Our hobbyist feature is back in business! This week, I bring you the most adorable submission yet: Angie Cloutier, an elections database programmer in Yavapai County, Arizona. But we’re also featuring — and this will make more sense later — her Aunt Dibbie.

Since Angie and her husband bought their house in 2010, they have been going all out on holiday decorations, with a really admirable level of community energy.

“We started with Halloween and Christmas, then added other holidays like St. Patrick’s Day and July 4th as we went along,” she said. “To my surprise, my husband really wanted to help. So, I would come up with these elaborate themes and ideas, and he would use his technological and carpentry skills to make it happen.”

When Angie was young, her Aunt Dibbie would throw massive holiday parties for all of the kids in her family. She said that as a child of a single mother who didn’t want to make the holidays a big deal, she cherished those parties. “She would get dressed up, go all out decorating and making up games, and really make a big deal of it,” she said. “I think she liked the idea of giving us kids a sense of community.”

When Angie was 10 years old, her Aunt Dibbie passed away of diabetes complications. Angie’s passion for decorating is, in part, in honor of her. 

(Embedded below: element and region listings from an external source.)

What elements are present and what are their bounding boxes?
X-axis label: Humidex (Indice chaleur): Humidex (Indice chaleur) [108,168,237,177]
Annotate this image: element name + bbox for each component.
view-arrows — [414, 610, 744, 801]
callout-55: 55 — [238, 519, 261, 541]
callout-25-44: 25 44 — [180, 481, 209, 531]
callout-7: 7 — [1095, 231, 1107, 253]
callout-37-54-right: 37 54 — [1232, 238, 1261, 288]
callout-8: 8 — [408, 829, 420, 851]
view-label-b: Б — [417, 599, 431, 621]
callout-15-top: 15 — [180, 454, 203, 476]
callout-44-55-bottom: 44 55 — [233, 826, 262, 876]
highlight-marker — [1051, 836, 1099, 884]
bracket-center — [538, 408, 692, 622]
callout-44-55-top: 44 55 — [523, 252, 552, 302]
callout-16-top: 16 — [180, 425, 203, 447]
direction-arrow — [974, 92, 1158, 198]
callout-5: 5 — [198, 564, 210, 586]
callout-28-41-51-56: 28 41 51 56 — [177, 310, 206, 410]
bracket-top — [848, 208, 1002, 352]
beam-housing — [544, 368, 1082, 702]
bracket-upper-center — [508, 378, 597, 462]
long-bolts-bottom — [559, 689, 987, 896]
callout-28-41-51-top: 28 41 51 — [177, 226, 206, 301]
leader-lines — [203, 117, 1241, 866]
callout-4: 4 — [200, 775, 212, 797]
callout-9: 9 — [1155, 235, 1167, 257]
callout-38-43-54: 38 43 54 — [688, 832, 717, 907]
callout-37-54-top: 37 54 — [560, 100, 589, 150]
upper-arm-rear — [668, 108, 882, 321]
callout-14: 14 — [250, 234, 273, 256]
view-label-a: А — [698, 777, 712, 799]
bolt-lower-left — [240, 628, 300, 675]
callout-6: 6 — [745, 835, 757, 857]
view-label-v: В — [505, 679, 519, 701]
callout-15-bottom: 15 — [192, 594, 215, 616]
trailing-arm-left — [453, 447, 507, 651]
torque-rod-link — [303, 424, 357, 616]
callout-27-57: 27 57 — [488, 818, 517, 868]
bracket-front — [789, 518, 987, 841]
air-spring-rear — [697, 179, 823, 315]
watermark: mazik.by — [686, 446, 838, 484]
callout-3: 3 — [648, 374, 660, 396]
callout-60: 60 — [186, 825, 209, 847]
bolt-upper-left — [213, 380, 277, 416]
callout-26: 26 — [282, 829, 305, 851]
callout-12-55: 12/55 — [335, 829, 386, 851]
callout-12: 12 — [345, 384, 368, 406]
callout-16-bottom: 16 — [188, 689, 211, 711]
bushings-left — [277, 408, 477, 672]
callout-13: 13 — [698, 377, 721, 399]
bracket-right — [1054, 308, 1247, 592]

Angie’s neighbors always enjoyed the decorations, but in 2020 the festivities garnered even more appreciation. People knocked on the door to tell them it had been the highlight of their day; one person left a sticky note of thanks.

“The outpouring of love and the happiness it causes others was just overwhelming,” she said. “That was when I knew I had to keep it going all year long. If this one small thing of decorating our home can bring joy to people year-round, especially during the pandemic, then we are all about it. I hope in some small way, we are creating a little bit of that sense of community my Aunt Dibbie instilled in us as kids.”

Last year, they faced the reality of a pandemic Halloween, they came up with a plan: She and her husband bought a “TON” of candy, and when October rolled around they set up a trick-or-treat drive-through and advertised it all month with a sign. Her kids put on masks and gloves and filled 200 bags with candy. They picked an Old West theme so that bandanas and gloves could be integrated into their costumes.

“People were so kind and thankful, and it made us happy to know that we could create a safe, Happy Halloween for neighborhood kids, the way my Aunt did when I was little.”